Many of us think about what’s going on in the economy that poses potential risk, but often it’s with our boards, teams and advisers in a less organized way than is valuable. Questions to focus on include: What areas of the economy are growing unusually quickly and commanding significant market share? Let’s also consider which segments of the economy are the most complex and highly interconnected or highly leveraged from a financial perspective. Where do we see vulnerability to a severe drop in value, and who would be disrupted/who could survive the drop? Lastly, if inflation comes roaring back and interest rates increase materially, who in the economy is injured and how severely?

Increasingly, cyber risks dominate the headlines. As such, what technology-related security risks could create severe economic disruption and loss, particularly in the financial services area? How long could any bank maintain customer and regulator confidence if a cyberattack impaired its ability to process transactions for a day or longer?

Additionally, it is my belief that risk is building in the shadow banking sector. As such, what new, unproven and/or unregulated means of transacting and acquiring liquidity are being used, and how widely?
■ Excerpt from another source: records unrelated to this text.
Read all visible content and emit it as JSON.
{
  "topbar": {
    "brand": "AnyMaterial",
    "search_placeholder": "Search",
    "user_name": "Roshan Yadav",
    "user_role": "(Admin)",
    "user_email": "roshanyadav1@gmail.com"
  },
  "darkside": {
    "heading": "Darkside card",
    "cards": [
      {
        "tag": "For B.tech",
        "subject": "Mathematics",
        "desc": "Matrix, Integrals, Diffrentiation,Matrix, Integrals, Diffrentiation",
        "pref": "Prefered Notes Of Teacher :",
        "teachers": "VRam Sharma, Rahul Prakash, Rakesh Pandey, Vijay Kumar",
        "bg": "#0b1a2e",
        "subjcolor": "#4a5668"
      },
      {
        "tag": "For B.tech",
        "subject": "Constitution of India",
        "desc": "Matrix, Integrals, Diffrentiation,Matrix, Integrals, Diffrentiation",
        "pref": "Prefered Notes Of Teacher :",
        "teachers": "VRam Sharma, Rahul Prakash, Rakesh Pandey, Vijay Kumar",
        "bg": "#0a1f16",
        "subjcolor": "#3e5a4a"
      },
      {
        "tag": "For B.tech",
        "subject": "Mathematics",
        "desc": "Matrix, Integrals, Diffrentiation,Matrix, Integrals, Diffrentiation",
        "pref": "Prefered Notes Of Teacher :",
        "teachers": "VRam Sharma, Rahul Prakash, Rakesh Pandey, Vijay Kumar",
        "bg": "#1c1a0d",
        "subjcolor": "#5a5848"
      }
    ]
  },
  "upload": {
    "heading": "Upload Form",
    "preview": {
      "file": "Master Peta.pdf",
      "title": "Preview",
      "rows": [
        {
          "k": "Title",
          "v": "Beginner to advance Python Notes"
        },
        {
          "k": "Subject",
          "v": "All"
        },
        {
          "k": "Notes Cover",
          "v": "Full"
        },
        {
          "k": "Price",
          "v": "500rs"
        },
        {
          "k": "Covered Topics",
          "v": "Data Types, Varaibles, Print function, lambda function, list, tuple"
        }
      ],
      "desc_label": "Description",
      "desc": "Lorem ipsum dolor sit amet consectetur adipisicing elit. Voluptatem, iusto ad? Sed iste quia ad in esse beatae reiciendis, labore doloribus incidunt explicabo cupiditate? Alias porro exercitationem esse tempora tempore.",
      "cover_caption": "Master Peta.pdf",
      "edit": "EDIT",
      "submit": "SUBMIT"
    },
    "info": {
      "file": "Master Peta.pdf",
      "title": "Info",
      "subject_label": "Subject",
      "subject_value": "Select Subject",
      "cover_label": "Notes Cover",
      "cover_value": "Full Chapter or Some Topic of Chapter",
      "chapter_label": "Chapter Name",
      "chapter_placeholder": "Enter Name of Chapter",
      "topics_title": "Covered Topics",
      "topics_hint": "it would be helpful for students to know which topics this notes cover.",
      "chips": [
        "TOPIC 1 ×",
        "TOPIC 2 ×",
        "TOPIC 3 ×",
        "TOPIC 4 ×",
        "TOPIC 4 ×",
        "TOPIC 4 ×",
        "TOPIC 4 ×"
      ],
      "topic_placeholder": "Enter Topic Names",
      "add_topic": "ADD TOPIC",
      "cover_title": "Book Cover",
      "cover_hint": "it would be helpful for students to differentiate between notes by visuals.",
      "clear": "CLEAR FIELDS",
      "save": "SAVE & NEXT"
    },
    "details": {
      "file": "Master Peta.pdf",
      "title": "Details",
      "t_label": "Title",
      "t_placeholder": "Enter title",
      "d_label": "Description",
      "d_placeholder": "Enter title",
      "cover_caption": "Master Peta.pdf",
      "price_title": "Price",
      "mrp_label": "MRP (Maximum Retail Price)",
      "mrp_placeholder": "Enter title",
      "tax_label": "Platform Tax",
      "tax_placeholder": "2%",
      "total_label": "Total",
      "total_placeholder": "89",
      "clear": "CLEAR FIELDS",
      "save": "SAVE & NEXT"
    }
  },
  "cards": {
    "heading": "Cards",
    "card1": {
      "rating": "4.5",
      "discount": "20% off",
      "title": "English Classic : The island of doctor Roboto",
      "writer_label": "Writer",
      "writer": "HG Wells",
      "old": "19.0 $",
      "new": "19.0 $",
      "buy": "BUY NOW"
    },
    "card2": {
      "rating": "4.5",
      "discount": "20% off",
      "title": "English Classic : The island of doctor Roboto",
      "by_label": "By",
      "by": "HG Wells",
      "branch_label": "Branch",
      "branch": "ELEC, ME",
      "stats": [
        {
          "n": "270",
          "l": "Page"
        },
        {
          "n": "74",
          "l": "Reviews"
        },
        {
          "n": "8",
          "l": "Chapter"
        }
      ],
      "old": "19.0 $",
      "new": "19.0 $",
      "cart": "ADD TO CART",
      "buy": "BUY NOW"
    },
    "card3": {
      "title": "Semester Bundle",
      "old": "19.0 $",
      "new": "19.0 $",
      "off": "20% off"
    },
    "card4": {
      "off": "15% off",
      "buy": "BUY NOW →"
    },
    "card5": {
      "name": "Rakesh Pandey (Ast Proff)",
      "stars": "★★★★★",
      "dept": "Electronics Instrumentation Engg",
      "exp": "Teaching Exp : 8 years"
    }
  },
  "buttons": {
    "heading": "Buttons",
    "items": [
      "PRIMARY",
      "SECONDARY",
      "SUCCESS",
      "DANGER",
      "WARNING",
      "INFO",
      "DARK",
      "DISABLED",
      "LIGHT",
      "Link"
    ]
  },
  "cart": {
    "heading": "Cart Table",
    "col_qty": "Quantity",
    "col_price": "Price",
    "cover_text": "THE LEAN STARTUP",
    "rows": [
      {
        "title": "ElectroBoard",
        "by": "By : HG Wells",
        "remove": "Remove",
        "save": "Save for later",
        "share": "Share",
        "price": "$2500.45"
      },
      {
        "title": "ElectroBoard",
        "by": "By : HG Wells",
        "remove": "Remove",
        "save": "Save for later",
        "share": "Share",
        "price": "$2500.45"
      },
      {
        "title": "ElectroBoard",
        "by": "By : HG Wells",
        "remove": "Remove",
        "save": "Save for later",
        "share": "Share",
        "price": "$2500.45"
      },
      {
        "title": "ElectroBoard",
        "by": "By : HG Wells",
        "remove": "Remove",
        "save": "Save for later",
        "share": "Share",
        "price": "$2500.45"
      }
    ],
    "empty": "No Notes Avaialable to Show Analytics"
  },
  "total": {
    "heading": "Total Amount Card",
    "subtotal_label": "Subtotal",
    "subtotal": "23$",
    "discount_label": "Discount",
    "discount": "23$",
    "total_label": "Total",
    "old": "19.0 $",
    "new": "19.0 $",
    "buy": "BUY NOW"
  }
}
What areas of the economy have less comprehensive and/or less frequent reporting practices, particularly when compared to the speed and complexity with which they operate? Further, does the federal government, particularly financial regulators, have the necessary tools to avoid financial panic and contagion?

The signs of the subprime mortgage crisis were obvious long before 2008. There was excessive borrowing. Loans were being packaged into securities with lax oversight of these products. There were governance failures at huge firms. Housing prices were falling and mortgage defaults were rising. Regulators weren’t ready for the ensuing storm. If enough people — more than the few who actually did — had paid attention to the indicators laid out above in the lead up to the crisis, it may have been mitigated.

The next crisis, for an individual institution or the economy as a whole, may well erupt from something not currently on our radar. However, as the old adage goes — history may not repeat itself, but it rhymes.